(Lula Lake)
In the United States in particular, we are taught to achieve, succeed, accomplish, climb. We are told to graduate high school, go to college, marry well, have a career, buy a house, have 2-3 children, and plan our finances to benefit both our retirement and our children’s future.
We have been taught to have high expectations.
We have been taught the ‘proper’ trajectory of our lives. We have been taught what to look for in a career, in a college experience, in a mate, in successful parenting.
This is all good and well, if these are truly your heartfelt goals. But what if they are not? What if you disagree with the normal trajectory? What if you defy the common goal of attaining a college degree? What if you do not wish to be married, or at least not within the timeframe allotted? What if you do not want kids, or at least not in your 20’s?
Are you intrinsically wrong if you don’t adhere to societal standards and expectations?

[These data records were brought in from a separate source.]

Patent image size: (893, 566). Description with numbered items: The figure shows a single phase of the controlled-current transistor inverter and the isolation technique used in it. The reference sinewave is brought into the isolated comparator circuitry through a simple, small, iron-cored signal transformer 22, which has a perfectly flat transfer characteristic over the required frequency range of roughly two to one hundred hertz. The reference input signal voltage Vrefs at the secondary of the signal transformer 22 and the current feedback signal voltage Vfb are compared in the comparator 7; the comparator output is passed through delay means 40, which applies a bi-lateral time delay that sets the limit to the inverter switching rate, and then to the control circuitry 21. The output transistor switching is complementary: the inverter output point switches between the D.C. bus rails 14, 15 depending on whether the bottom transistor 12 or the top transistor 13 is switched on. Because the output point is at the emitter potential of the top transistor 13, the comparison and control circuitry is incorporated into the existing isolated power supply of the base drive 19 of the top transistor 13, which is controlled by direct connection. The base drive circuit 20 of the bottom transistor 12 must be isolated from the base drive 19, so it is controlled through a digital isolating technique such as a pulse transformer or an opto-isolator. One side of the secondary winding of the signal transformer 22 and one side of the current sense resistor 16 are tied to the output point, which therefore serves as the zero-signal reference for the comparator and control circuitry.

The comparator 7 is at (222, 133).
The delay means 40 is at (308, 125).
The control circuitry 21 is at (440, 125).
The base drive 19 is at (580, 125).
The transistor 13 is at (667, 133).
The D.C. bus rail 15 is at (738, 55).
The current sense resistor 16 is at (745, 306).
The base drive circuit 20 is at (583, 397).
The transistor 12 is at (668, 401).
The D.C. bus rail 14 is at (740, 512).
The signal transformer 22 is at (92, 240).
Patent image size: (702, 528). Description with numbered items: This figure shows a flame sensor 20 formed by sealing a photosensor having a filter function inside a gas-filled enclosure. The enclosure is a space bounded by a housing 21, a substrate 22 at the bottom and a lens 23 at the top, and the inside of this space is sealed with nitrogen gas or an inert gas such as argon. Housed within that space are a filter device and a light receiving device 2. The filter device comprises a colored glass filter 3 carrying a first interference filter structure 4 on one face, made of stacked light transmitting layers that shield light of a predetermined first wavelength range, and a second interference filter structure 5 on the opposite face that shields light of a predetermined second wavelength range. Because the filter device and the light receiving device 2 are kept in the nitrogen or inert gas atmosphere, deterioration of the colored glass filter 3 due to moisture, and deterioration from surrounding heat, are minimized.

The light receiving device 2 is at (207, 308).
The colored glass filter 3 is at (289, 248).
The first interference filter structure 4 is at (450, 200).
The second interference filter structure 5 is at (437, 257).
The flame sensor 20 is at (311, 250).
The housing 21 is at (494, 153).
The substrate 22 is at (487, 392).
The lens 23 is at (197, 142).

Maybe it’s because I have not adhered to what is considered ‘normal’, but I don’t think it’s wrong to not want what everyone around you wants. And while there are a thousand buzzfeed articles about the perfect man and the amazing mother and the career that changed lives, I find the expectations they impose upon me to be phony.
I would say it’s time we ‘lower’ our expectations – it’s time we stop writing a prescription for 18-year-olds to be adhered to for the next 30 years. Why? Let me give you three reasons.
1. Cookie-cutter Ideals Only Work For Certain Types of Dough
You don’t use a cookie cutter for chocolate chips cookies. You use them in gingerbread and sugar cookies – and it’s a lot of fun!
Some people are predispositioned to flourish under the societal norm. But I am not a sugar cookie. You might not be either. That doesn’t mean there is anything wrong with us or with sugar cookies – it just means we’re different!
The normal life trajectory, the traditional expectation, works for some people but it doesn’t work for all of us. That doesn’t make either party wrong, it just makes us different. If the peer pressure (aka – the millionth pregnancy announcement on Facebook this week) doesn’t appeal to you, then you shouldn’t punish yourself for not being made of gingerbread dough. ‘Lowering your expectations’ might just mean accepting that you’re an M&M cookie.
2. Expectations Are Set To Accommodate A Certain End
The white-picket-fence-life is a goal that I personally don’t share. To society, the idea of the ‘Leave It To Beaver’ life is perfection.
The life trajectory I feel pressured to follow is really a means to an end.
When I was in high school, I was overwhelmingly pressured to apply to college. No one stopped to ask why, or what my end goal was. It was merely accepted that I should go to college.
(Sadly, it would seem, a lot of young women attend college to obtain their Mrs. Degree.)
University is not a necessity. I know many women who are perfectly happy – after 4-6 years in college – in a life in which they do not even use their degree. Many of them have unfortunately acquired student loans in the process. I, personally, along with other very successful professionals I know, chose to pursue an apprenticeship.
I am married, but I did not become so in order to have children. I have a growing writing career that I did not attend college to pursue. (As it turns out, you do not need college to write books.) I ‘lowered my expectations’ and have chosen a different lifestyle.
If any point of the peer-pressured, ‘normal’ life milestones does not appeal to you, perhaps you should change your expectations as well. If you did, you might find that the ends they prescribed to you when you were a senior in high school never truly resonated with your soul.
3. Happiness Is Not For Mass Consumption
Despite every current marketing technique, what makes one person happy is not what makes everyone happy. After all, have you ever had a friend who was in utter bliss while in a relationship you, yourself, would despise?
New cars don’t make me happy. Eating out doesn’t make me happy. Expensive jewelry doesn’t make me happy. My husband getting a promotion doesn’t make me happy. Selling lots of books doesn’t make me happy.
The rainbow cast from the mist of a waterfall makes me happy. Rich, delicious foods make me happy. Having a new experience makes me happy. Writing in and of itself makes me happy.
What makes me happy may not make you happy. The things that make you happy may not make me happy (particularly if your interests include sporting events). That’s okay. We are different.
Similarly, your life trajectory may lead you to happiness, while my radically different life trajectory may lead me to equal happiness.
Happiness is, ultimately, a personal experience. As such, it was never meant for mass marketing. Lowering my expectations from traditional equations that supposedly create happiness could very well result in a joy and supreme happiness never experienced through the ‘average’ and ‘acceptable’ means.
Choosing a life different from the choices of everyone around you doesn’t make you wrong. You may have lowered your expectations in the eyes of some, but that very shift may just be what ignites your heart toward greatness.